MMBench Multimodal Evaluation

Multimodal evaluation benchmark combining image understanding with multiple-choice questions, based on MMBench (Liu et al., ECCV 2024). Annotators answer image-based questions, provide explanations, and tag the required perception or reasoning skills.

配置文件config.yaml

# MMBench Multimodal Evaluation
# Based on Liu et al., ECCV 2024
# Paper: https://arxiv.org/abs/2307.06281
# Dataset: https://github.com/open-compass/MMBench
#
# Multimodal evaluation benchmark combining image understanding with
# multiple-choice questions. Tests a variety of visual perception and
# reasoning abilities.
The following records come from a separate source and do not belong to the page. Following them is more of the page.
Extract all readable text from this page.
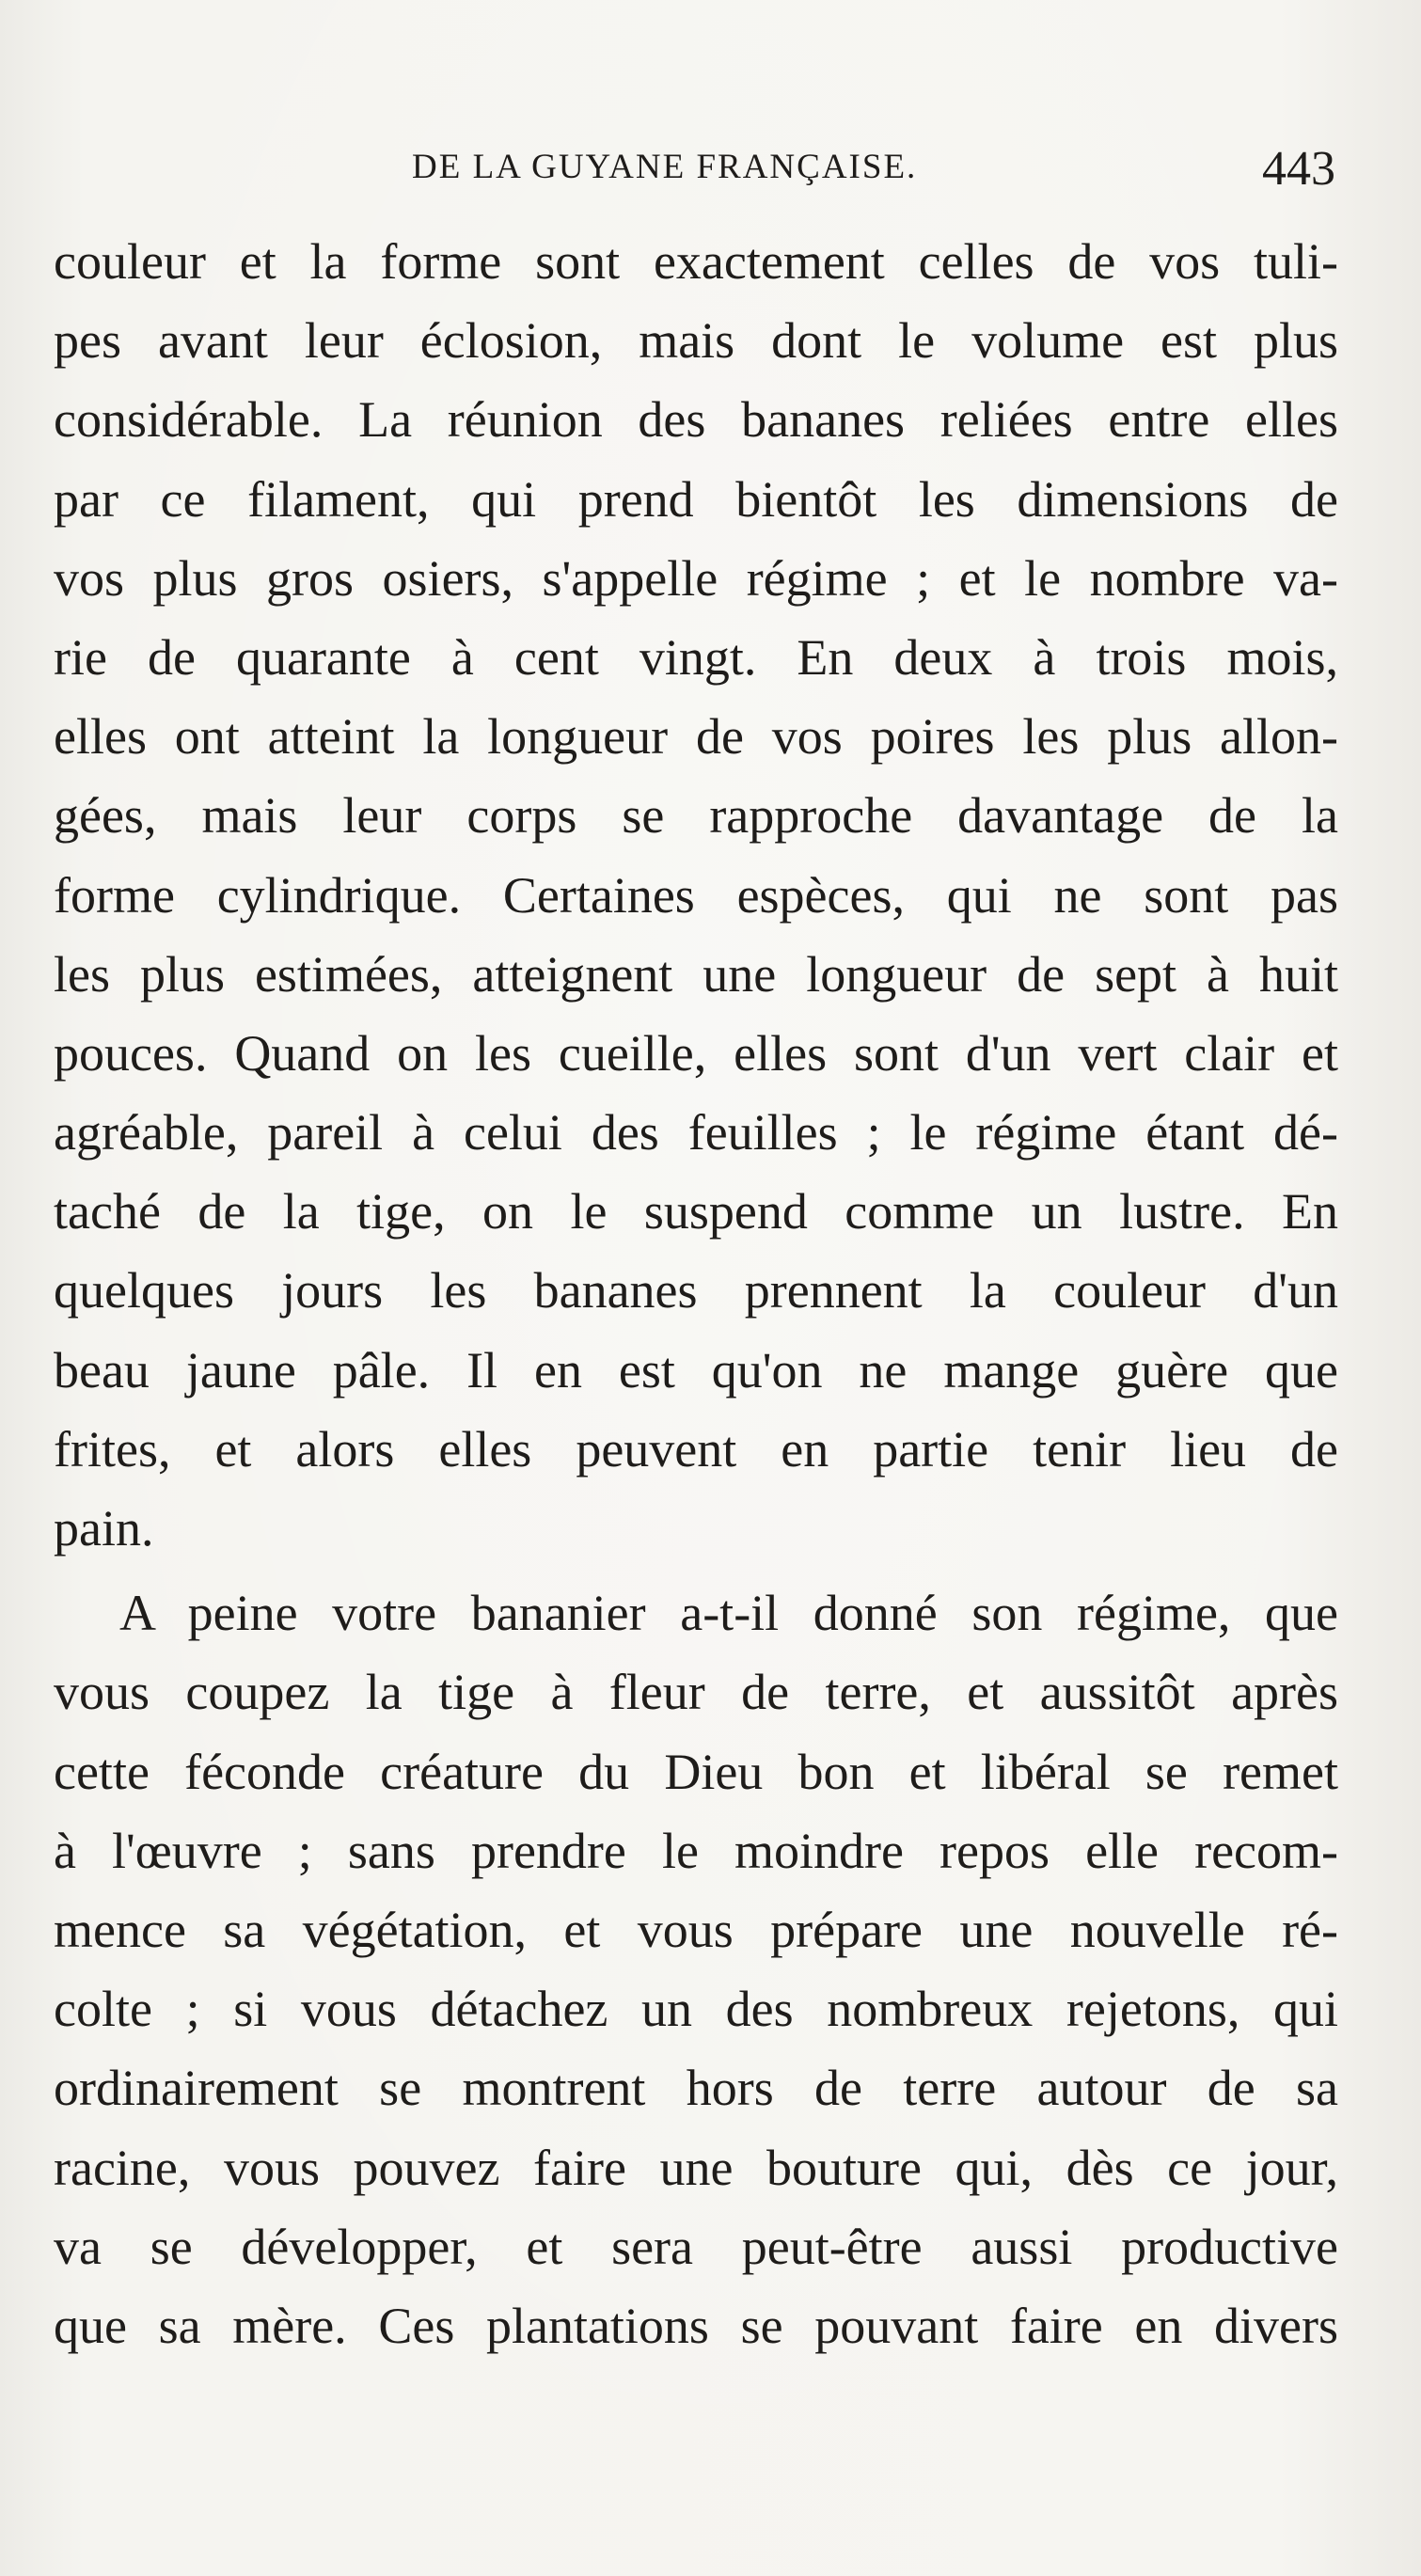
DE LA GUYANE FRANÇAISE.	443
couleur et la forme sont exactement celles de vos tuli-
pes avant leur éclosion, mais dont le volume est plus
considérable. La réunion des bananes reliées entre elles
par ce filament, qui prend bientôt les dimensions de
vos plus gros osiers, s'appelle régime ; et le nombre va-
rie de quarante à cent vingt. En deux à trois mois,
elles ont atteint la longueur de vos poires les plus allon-
gées, mais leur corps se rapproche davantage de la
forme cylindrique. Certaines espèces, qui ne sont pas
les plus estimées, atteignent une longueur de sept à huit
pouces. Quand on les cueille, elles sont d'un vert clair et
agréable, pareil à celui des feuilles ; le régime étant dé-
taché de la tige, on le suspend comme un lustre. En
quelques jours les bananes prennent la couleur d'un
beau jaune pâle. Il en est qu'on ne mange guère que
frites, et alors elles peuvent en partie tenir lieu de
pain.
A peine votre bananier a-t-il donné son régime, que
vous coupez la tige à fleur de terre, et aussitôt après
cette féconde créature du Dieu bon et libéral se remet
à l'œuvre ; sans prendre le moindre repos elle recom-
mence sa végétation, et vous prépare une nouvelle ré-
colte ; si vous détachez un des nombreux rejetons, qui
ordinairement se montrent hors de terre autour de sa
racine, vous pouvez faire une bouture qui, dès ce jour,
va se développer, et sera peut-être aussi productive
que sa mère. Ces plantations se pouvant faire en divers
Annotators view an image, answer a multiple-choice
# question, explain their reasoning, and tag which skills are required.
#
# Answer Options:
# - A, B, C, D: Four possible answers; exactly one is correct
#
# Skill Tags (select all that apply):
# - Visual Perception: Identifying objects, colors, shapes
# - Spatial Reasoning: Understanding spatial relationships and layouts
# - OCR: Reading text in images
# - Object Recognition: Identifying specific objects or entities
# - Scene Understanding: Comprehending the overall scene or context
# - Knowledge: Requiring external knowledge beyond what's visible
#
# Annotation Guidelines:
# 1. Examine the image carefully
# 2. Read the question and all four options
# 3. Select the correct answer
# 4. Explain your reasoning
# 5. Tag which visual/reasoning skills are needed

annotation_task_name: "MMBench Multimodal Evaluation"
task_dir: "."

data_files:
  - sample-data.json

item_properties:
  id_key: "id"
  text_key: "text"

output_annotation_dir: "annotation_output/"
output_annotation_format: "json"

port: 8000
server_name: localhost

annotation_schemes:
  # Step 1: Select the correct answer
  - annotation_type: radio
    name: answer
    description: "Based on the image, select the correct answer."
    labels:
      - "A"
      - "B"
      - "C"
      - "D"
    keyboard_shortcuts:
      "A": "1"
      "B": "2"
      "C": "3"
      "D": "4"
    tooltips:
      "A": "Select option A"
      "B": "Select option B"
      "C": "Select option C"
      "D": "Select option D"

  # Step 2: Explanation
  - annotation_type: text
    name: explanation
    description: "Briefly explain your reasoning for the selected answer."
    textarea: true
    required: false
    placeholder: "Why did you choose this answer?"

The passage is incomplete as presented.